First of all, what does it look like now?

Following shows Sparc code corresponding to dispatch loop of interp.c:

----------

%l1 = pc
%l6 = table	
	
top:		
	ldub	[%l1], %o1
	and	%o1, 0xff, %g1
	cmp	%g1, 200
	bgu	undefined
	nop		
	sll	%g1, 2, %g1
	ld	[%l6+%g1], %o4
	jmp	%o4
	nop
table:
	.word	nop_snippet
	.word	aconst_null_snippet
	.word	iconst_m1_snippet
	.word	iconst_0_snippet
	.
	.
	.word	undefined
	.
	.
	.
	.word   goto_w_snippet


nop_snippet:	
	b top
	add %l1,1,%l1  ! delay slot


aconst_null_snippet:	
	...
	b top
	add %l1,1,%l1  ! delay slot

undefined:	
	! issue error and die
	
---------------------

Performance problems:
  - bounds check
  - two jumps per dispatch

First fix: (indirect) threaded code:
  - if we can do our own indirect jumps, can get rid of check and replicate dispatch.
  - not possible in ANSI standard C, but can do using GCC && operator
  
  - see interp_x2.c

  - improves performance somewhat, partly due to improved utilization of branch target buffer.

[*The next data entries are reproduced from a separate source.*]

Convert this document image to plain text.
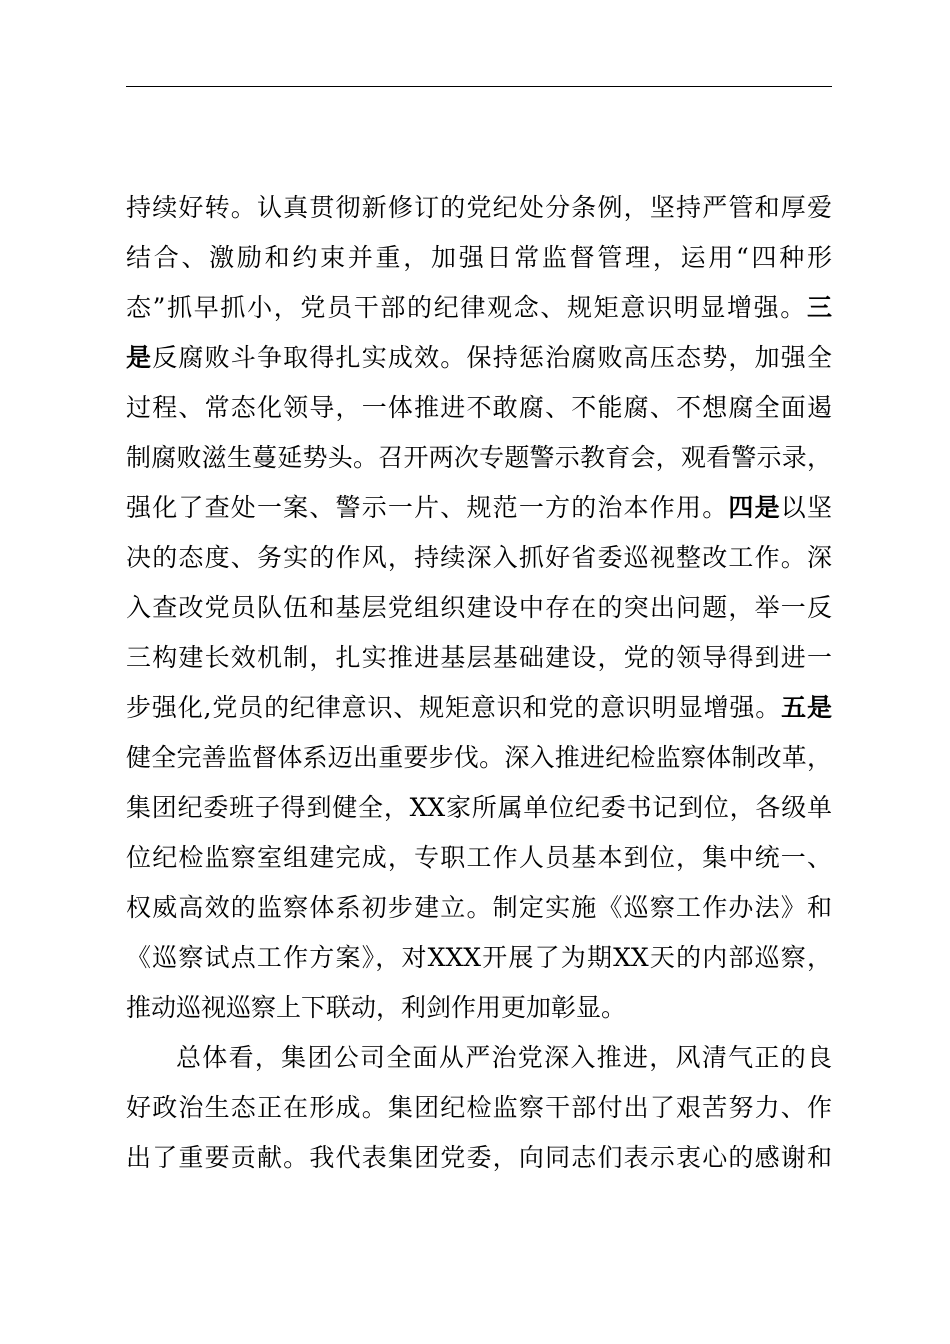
持续好转。认真贯彻新修订的党纪处分条例，坚持严管和厚爱
结合、激励和约束并重，加强日常监督管理，运用“四种形
态”抓早抓小，党员干部的纪律观念、规矩意识明显增强。三
是反腐败斗争取得扎实成效。保持惩治腐败高压态势，加强全
过程、常态化领导，一体推进不敢腐、不能腐、不想腐全面遏
制腐败滋生蔓延势头。召开两次专题警示教育会，观看警示录，
强化了查处一案、警示一片、规范一方的治本作用。四是以坚
决的态度、务实的作风，持续深入抓好省委巡视整改工作。深
入查改党员队伍和基层党组织建设中存在的突出问题，举一反
三构建长效机制，扎实推进基层基础建设，党的领导得到进一
步强化,党员的纪律意识、规矩意识和党的意识明显增强。五是
健全完善监督体系迈出重要步伐。深入推进纪检监察体制改革，
集团纪委班子得到健全，XX家所属单位纪委书记到位，各级单
位纪检监察室组建完成，专职工作人员基本到位，集中统一、
权威高效的监察体系初步建立。制定实施《巡察工作办法》和
《巡察试点工作方案》，对XXX开展了为期XX天的内部巡察，
推动巡视巡察上下联动，利剑作用更加彰显。
总体看，集团公司全面从严治党深入推进，风清气正的良
好政治生态正在形成。集团纪检监察干部付出了艰苦努力、作
出了重要贡献。我代表集团党委，向同志们表示衷心的感谢和
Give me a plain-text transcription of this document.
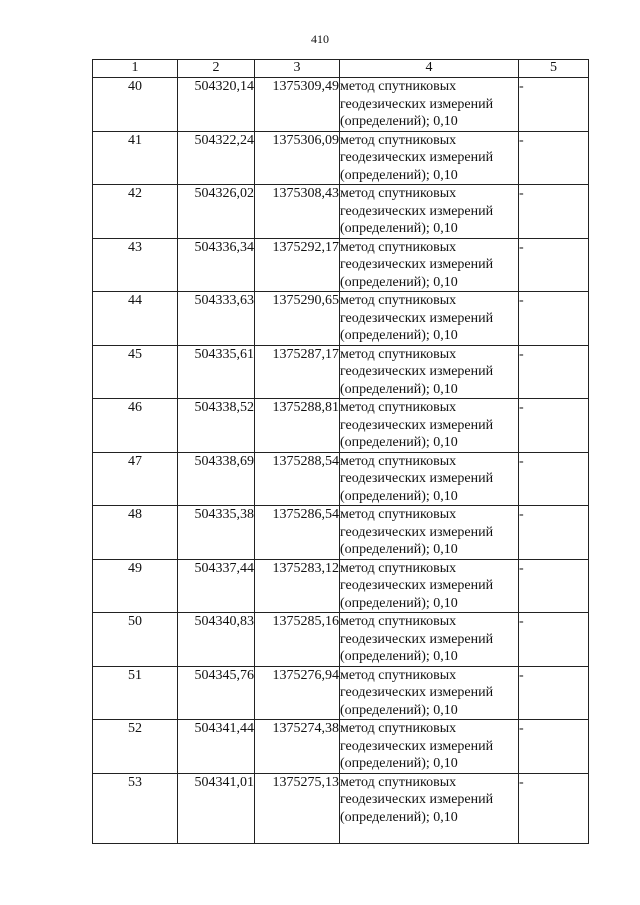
410
1	2	3	4	5
40	504320,14	1375309,49	метод спутниковых
геодезических измерений
(определений); 0,10	-
41	504322,24	1375306,09	метод спутниковых
геодезических измерений
(определений); 0,10	-
42	504326,02	1375308,43	метод спутниковых
геодезических измерений
(определений); 0,10	-
43	504336,34	1375292,17	метод спутниковых
геодезических измерений
(определений); 0,10	-
44	504333,63	1375290,65	метод спутниковых
геодезических измерений
(определений); 0,10	-
45	504335,61	1375287,17	метод спутниковых
геодезических измерений
(определений); 0,10	-
46	504338,52	1375288,81	метод спутниковых
геодезических измерений
(определений); 0,10	-
47	504338,69	1375288,54	метод спутниковых
геодезических измерений
(определений); 0,10	-
48	504335,38	1375286,54	метод спутниковых
геодезических измерений
(определений); 0,10	-
49	504337,44	1375283,12	метод спутниковых
геодезических измерений
(определений); 0,10	-
50	504340,83	1375285,16	метод спутниковых
геодезических измерений
(определений); 0,10	-
51	504345,76	1375276,94	метод спутниковых
геодезических измерений
(определений); 0,10	-
52	504341,44	1375274,38	метод спутниковых
геодезических измерений
(определений); 0,10	-
53	504341,01	1375275,13	метод спутниковых
геодезических измерений
(определений); 0,10	-
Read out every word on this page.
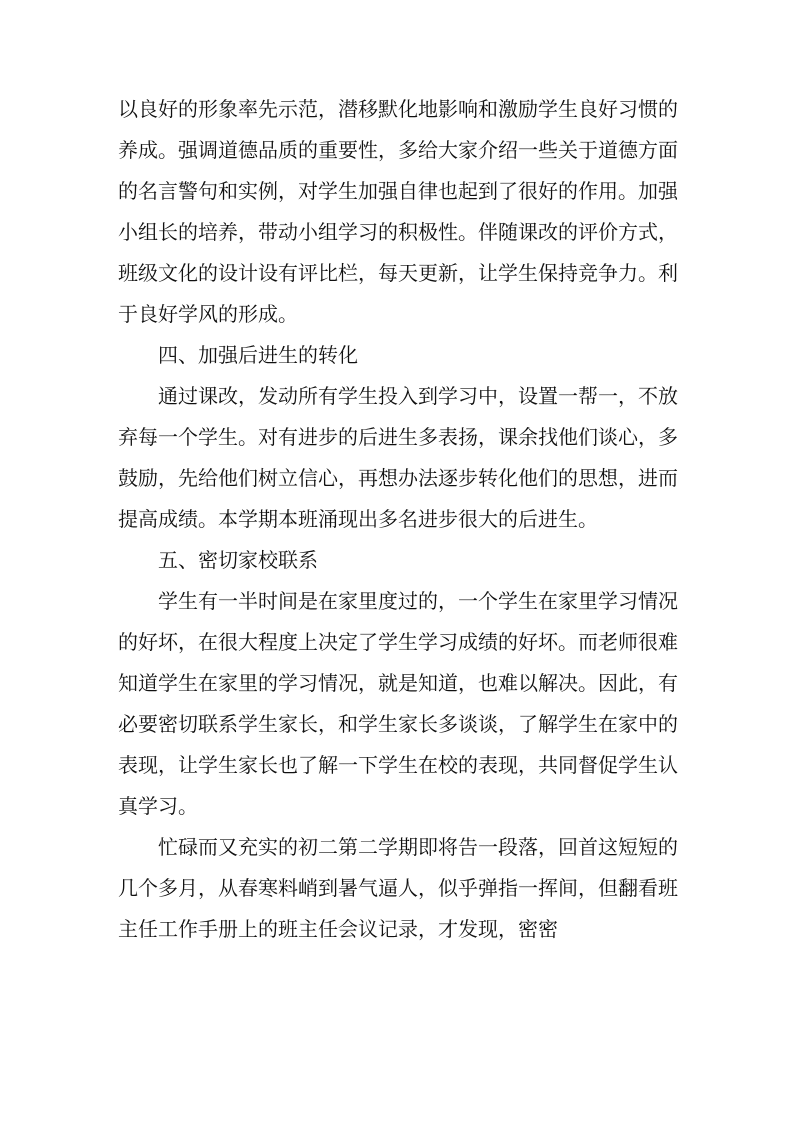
以良好的形象率先示范，潜移默化地影响和激励学生良好习惯的养成。强调道德品质的重要性，多给大家介绍一些关于道德方面的名言警句和实例，对学生加强自律也起到了很好的作用。加强小组长的培养，带动小组学习的积极性。伴随课改的评价方式，班级文化的设计设有评比栏，每天更新，让学生保持竞争力。利于良好学风的形成。

四、加强后进生的转化

通过课改，发动所有学生投入到学习中，设置一帮一，不放弃每一个学生。对有进步的后进生多表扬，课余找他们谈心，多鼓励，先给他们树立信心，再想办法逐步转化他们的思想，进而提高成绩。本学期本班涌现出多名进步很大的后进生。

五、密切家校联系

学生有一半时间是在家里度过的，一个学生在家里学习情况的好坏，在很大程度上决定了学生学习成绩的好坏。而老师很难知道学生在家里的学习情况，就是知道，也难以解决。因此，有必要密切联系学生家长，和学生家长多谈谈，了解学生在家中的表现，让学生家长也了解一下学生在校的表现，共同督促学生认真学习。

忙碌而又充实的初二第二学期即将告一段落，回首这短短的几个多月，从春寒料峭到暑气逼人，似乎弹指一挥间，但翻看班主任工作手册上的班主任会议记录，才发现，密密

(Side question: how important is portability for an interpreter?)


Second, better fix: *direct* threaded code.
- Idea: Replace each byte code by the address of its snippet!
- Dispatch table disappears.
- dispatch is done by

   goto **pc;

   at end of each snippet.

- This improves performance by saving a fetch.

- BUT: Notice that we don't have original bytecode any more.

- Must rewrite before execution
   (Query: what to do with parameter bytes following opcodes?)

- Since we're doing that, *many* opportunities to clean things up
-- short-circuit constant pool references
-- combine code for similar opcodes
-- do static stack caching
-- etc.

If we *really* want to improve dispatch times, how about doing
fewer dispatches? 

- Idea: *Combine* adjacent instructions into "macro" or "super"-instructions.
- Example:

  LOAD
  BIPUSH
  ADD
  STORE

  (Oh look: this is already the IINC instruction!
   But can do for other combinations.)

- can do this:

  statically: for large group of programs, with fixed target VM.
    - (note: VM can be constructed semi-automatically from snippets).
    - have opportunity to optimize across snippet boundaries when compiling the VM.
    - we can use dynamic traces from a workload to make static decisions.
  statically: for single program, sending the encoding with the program 
    - (note: should also decrease size of program!)
  dynamically: build "superinstructions" on the fly from snippet code.
     (see paper by Piumarta & Riccardi)